2. Data archiving After completing data entry and verification as required, the case report form will be filed and kept in a numbered sequence and filled in with a search catalogue, etc., for examination. Electronic data files including databases, examination procedures, analytical procedures, analytical results, code books and description documents should be classified and kept with multiple backups on different disks or recording media for proper preservation and prevention of damage. All original files should be preserved for the period within the appropriate regulations.

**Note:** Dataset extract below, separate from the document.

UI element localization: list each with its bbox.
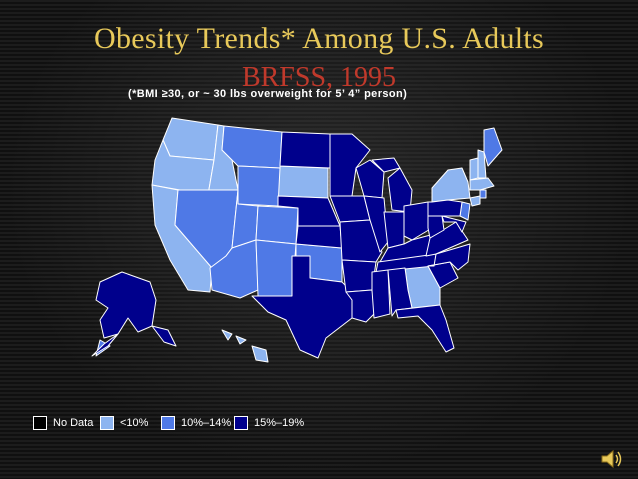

3. Analysis and statistical methods

According to the basic principle of Intention-to-Treat (ITT), the analyses of the main indicators should include all subjects, regardless of whether they completed the trial or not. However, subjects who did not complete the trial should be clearly indicated in the analysis for censoring; the baseline clinical characteristics of the patients and the fMRI imaging results were statistically described, and the statistical analysis process adopted for the fMRI data is as follows: fMRI data were analyzed using the SPM8 tool, which is divided into 2 levels:

1. Individual level. The brain activation of individual subjects is assessed by linearly correlating the blood oxygen level-dependent (BOLD) sequence of each voxel with a reference function, and the voxel is considered to be significantly activated when the level of the statistical parameter is greater than a certain value. The reference function is constructed by convolutional integration of pain score sequences based on standard haemodynamic models and haemodynamic response functions based on VAS and other scores obtained during the visit.
2. Between-group level. Individual level statistics for both groups were examined using t-tests and corrected t-tests, with a p-value less than the threshold value at which the voxel is considered to be significantly different between the two groups, and the p-values of the tests for all activated voxels were mapped to a standard template of structural imagery and represented using pseudo-color coding. Significantly correlated activated brain regions were eventually labelled to show the corresponding functional patterns and potential roles played in pain formation.